[X86] Manage atomic load of fp -> int promotion in DAG #118793

jofrn · 2024-12-05T12:14:09Z

When lowering atomic vector types with float, i.e. load atomic <1 x float>, selection can fail since this pattern is unsupported during DAG to DAG translation. To support this, floats can be casted to an integer type of the same size.

Vector types on atomics are assumed to be invalid by the verifier. However, this type can be valid if it is lowered by codegen.

Scalarize vector of atomic load in SelectionDAG.

llvmbot · 2024-12-05T12:14:45Z

@llvm/pr-subscribers-llvm-ir
@llvm/pr-subscribers-llvm-selectiondag

@llvm/pr-subscribers-backend-x86

Author: None (jofrn)

Changes

When lowering atomic vector types with floats, selection can fail since this pattern is unsupported.
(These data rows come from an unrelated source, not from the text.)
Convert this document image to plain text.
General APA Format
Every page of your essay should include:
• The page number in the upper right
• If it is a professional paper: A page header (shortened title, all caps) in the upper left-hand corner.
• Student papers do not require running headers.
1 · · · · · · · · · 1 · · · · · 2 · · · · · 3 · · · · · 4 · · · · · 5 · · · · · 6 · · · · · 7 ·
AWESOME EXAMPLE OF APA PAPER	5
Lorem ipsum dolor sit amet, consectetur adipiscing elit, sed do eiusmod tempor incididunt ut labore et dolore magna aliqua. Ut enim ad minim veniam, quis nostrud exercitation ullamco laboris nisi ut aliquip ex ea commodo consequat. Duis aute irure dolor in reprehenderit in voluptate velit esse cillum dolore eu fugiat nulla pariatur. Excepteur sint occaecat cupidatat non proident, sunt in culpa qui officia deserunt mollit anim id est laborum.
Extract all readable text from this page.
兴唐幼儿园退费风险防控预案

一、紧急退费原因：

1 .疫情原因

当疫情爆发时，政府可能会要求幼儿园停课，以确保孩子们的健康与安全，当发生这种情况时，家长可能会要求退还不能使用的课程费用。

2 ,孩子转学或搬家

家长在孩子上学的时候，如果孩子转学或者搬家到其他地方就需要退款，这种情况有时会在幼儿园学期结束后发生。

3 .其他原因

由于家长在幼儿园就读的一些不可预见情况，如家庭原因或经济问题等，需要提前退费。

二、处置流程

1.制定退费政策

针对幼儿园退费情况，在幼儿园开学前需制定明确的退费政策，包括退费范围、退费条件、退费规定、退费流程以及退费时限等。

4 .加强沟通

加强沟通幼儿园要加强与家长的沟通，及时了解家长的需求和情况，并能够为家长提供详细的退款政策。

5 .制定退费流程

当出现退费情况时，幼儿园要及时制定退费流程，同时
To support this, floats can be casted to an integer type of the same size.

Full diff: https://github.com/llvm/llvm-project/pull/118793.diff

8 Files Affected:

(modified) llvm/docs/LangRef.rst (+4-4)
(modified) llvm/lib/CodeGen/SelectionDAG/LegalizeTypes.h (+1)
(modified) llvm/lib/CodeGen/SelectionDAG/LegalizeVectorTypes.cpp (+16)
(modified) llvm/lib/IR/Verifier.cpp (+8-6)
(modified) llvm/lib/Target/X86/X86ISelLowering.cpp (+5)
(modified) llvm/test/Assembler/atomic.ll (+9)
(added) llvm/test/CodeGen/X86/atomic-scalarization.ll (+40)
(modified) llvm/test/Verifier/atomics.ll (+8-7)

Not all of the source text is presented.